Nie, to nie Syjon, ostatni bastion ludzkości, znany z trylogii Matrix. Skojarzenie z tytanami oraz trzema pięćdziesięciometrowymi murami z mangi i anime Shingeki no Kyojin to także niepoprawna odpowiedź. Cytując pewnego małego trolla: „Dwie szanse zmarnowałeś, jeszcze jedna i przegrałeś”. Został ostatni strzał – mam nadzieję, że wiesz już, o co chodzi?
Nadzieja umiera ostania
Witaj w Gravehold, jedynym mieście, które ocalało ze Świata-Który-Był. Od niezliczonych dekad pokój to tylko legenda i nieuchwytne marzenie. Wreszcie jednak ma ono szansę się ziścić — ludzie nauczyli się wykorzystywać do własnych celów magię, z której siłę czerpią przedwieczne potwory Nemezis oraz ich poplecznicy. Jako jeden z Magów Bram, musisz stawić czoła demonom w nierównej walce: broń osady aż do samego końca. Twojego lub ich.

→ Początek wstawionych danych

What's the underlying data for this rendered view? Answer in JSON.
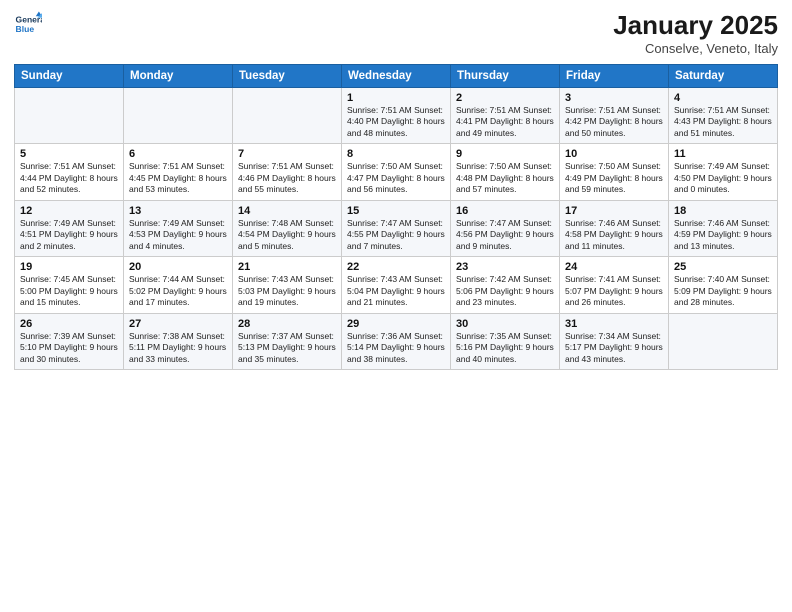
{
  "logo": {
    "line1": "General",
    "line2": "Blue"
  },
  "title": "January 2025",
  "subtitle": "Conselve, Veneto, Italy",
  "days_header": [
    "Sunday",
    "Monday",
    "Tuesday",
    "Wednesday",
    "Thursday",
    "Friday",
    "Saturday"
  ],
  "weeks": [
    [
      {
        "num": "",
        "info": ""
      },
      {
        "num": "",
        "info": ""
      },
      {
        "num": "",
        "info": ""
      },
      {
        "num": "1",
        "info": "Sunrise: 7:51 AM\nSunset: 4:40 PM\nDaylight: 8 hours\nand 48 minutes."
      },
      {
        "num": "2",
        "info": "Sunrise: 7:51 AM\nSunset: 4:41 PM\nDaylight: 8 hours\nand 49 minutes."
      },
      {
        "num": "3",
        "info": "Sunrise: 7:51 AM\nSunset: 4:42 PM\nDaylight: 8 hours\nand 50 minutes."
      },
      {
        "num": "4",
        "info": "Sunrise: 7:51 AM\nSunset: 4:43 PM\nDaylight: 8 hours\nand 51 minutes."
      }
    ],
    [
      {
        "num": "5",
        "info": "Sunrise: 7:51 AM\nSunset: 4:44 PM\nDaylight: 8 hours\nand 52 minutes."
      },
      {
        "num": "6",
        "info": "Sunrise: 7:51 AM\nSunset: 4:45 PM\nDaylight: 8 hours\nand 53 minutes."
      },
      {
        "num": "7",
        "info": "Sunrise: 7:51 AM\nSunset: 4:46 PM\nDaylight: 8 hours\nand 55 minutes."
      },
      {
        "num": "8",
        "info": "Sunrise: 7:50 AM\nSunset: 4:47 PM\nDaylight: 8 hours\nand 56 minutes."
      },
      {
        "num": "9",
        "info": "Sunrise: 7:50 AM\nSunset: 4:48 PM\nDaylight: 8 hours\nand 57 minutes."
      },
      {
        "num": "10",
        "info": "Sunrise: 7:50 AM\nSunset: 4:49 PM\nDaylight: 8 hours\nand 59 minutes."
      },
      {
        "num": "11",
        "info": "Sunrise: 7:49 AM\nSunset: 4:50 PM\nDaylight: 9 hours\nand 0 minutes."
      }
    ],
    [
      {
        "num": "12",
        "info": "Sunrise: 7:49 AM\nSunset: 4:51 PM\nDaylight: 9 hours\nand 2 minutes."
      },
      {
        "num": "13",
        "info": "Sunrise: 7:49 AM\nSunset: 4:53 PM\nDaylight: 9 hours\nand 4 minutes."
      },
      {
        "num": "14",
        "info": "Sunrise: 7:48 AM\nSunset: 4:54 PM\nDaylight: 9 hours\nand 5 minutes."
      },
      {
        "num": "15",
        "info": "Sunrise: 7:47 AM\nSunset: 4:55 PM\nDaylight: 9 hours\nand 7 minutes."
      },
      {
        "num": "16",
        "info": "Sunrise: 7:47 AM\nSunset: 4:56 PM\nDaylight: 9 hours\nand 9 minutes."
      },
      {
        "num": "17",
        "info": "Sunrise: 7:46 AM\nSunset: 4:58 PM\nDaylight: 9 hours\nand 11 minutes."
      },
      {
        "num": "18",
        "info": "Sunrise: 7:46 AM\nSunset: 4:59 PM\nDaylight: 9 hours\nand 13 minutes."
      }
    ],
    [
      {
        "num": "19",
        "info": "Sunrise: 7:45 AM\nSunset: 5:00 PM\nDaylight: 9 hours\nand 15 minutes."
      },
      {
        "num": "20",
        "info": "Sunrise: 7:44 AM\nSunset: 5:02 PM\nDaylight: 9 hours\nand 17 minutes."
      },
      {
        "num": "21",
        "info": "Sunrise: 7:43 AM\nSunset: 5:03 PM\nDaylight: 9 hours\nand 19 minutes."
      },
      {
        "num": "22",
        "info": "Sunrise: 7:43 AM\nSunset: 5:04 PM\nDaylight: 9 hours\nand 21 minutes."
      },
      {
        "num": "23",
        "info": "Sunrise: 7:42 AM\nSunset: 5:06 PM\nDaylight: 9 hours\nand 23 minutes."
      },
      {
        "num": "24",
        "info": "Sunrise: 7:41 AM\nSunset: 5:07 PM\nDaylight: 9 hours\nand 26 minutes."
      },
      {
        "num": "25",
        "info": "Sunrise: 7:40 AM\nSunset: 5:09 PM\nDaylight: 9 hours\nand 28 minutes."
      }
    ],
    [
      {
        "num": "26",
        "info": "Sunrise: 7:39 AM\nSunset: 5:10 PM\nDaylight: 9 hours\nand 30 minutes."
      },
      {
        "num": "27",
        "info": "Sunrise: 7:38 AM\nSunset: 5:11 PM\nDaylight: 9 hours\nand 33 minutes."
      },
      {
        "num": "28",
        "info": "Sunrise: 7:37 AM\nSunset: 5:13 PM\nDaylight: 9 hours\nand 35 minutes."
      },
      {
        "num": "29",
        "info": "Sunrise: 7:36 AM\nSunset: 5:14 PM\nDaylight: 9 hours\nand 38 minutes."
      },
      {
        "num": "30",
        "info": "Sunrise: 7:35 AM\nSunset: 5:16 PM\nDaylight: 9 hours\nand 40 minutes."
      },
      {
        "num": "31",
        "info": "Sunrise: 7:34 AM\nSunset: 5:17 PM\nDaylight: 9 hours\nand 43 minutes."
      },
      {
        "num": "",
        "info": ""
      }
    ]
  ]
}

Krótko mówiąc, fabuła Aeon’s End nie nastraja zbyt optymistycznie. Apokalipsa, demony, magia, ostatnia nadzieja ludzkości i tak dalej. Z jednej strony – nic odkrywczego. Z drugiej jednak… nie jest to takie proste. Schody zaczynają się tuż po otwarciu pudełka. Gracza wita plansza z czerwonym znakiem STOP oraz instrukcjami dotyczącymi pierwszej rozgrywki. Z tymi informacjami należy zapoznać się jeszcze przed ogólnymi zasadami. Obowiązuje przy tym całkowity zakaz tasowania talii. Sens tych obostrzeń klaruje się dopiero z czasem, może więc niestety odstraszyć mniej zdeterminowanych graczy. Wszystkie powyższe reguły wynikają z mechaniki gry.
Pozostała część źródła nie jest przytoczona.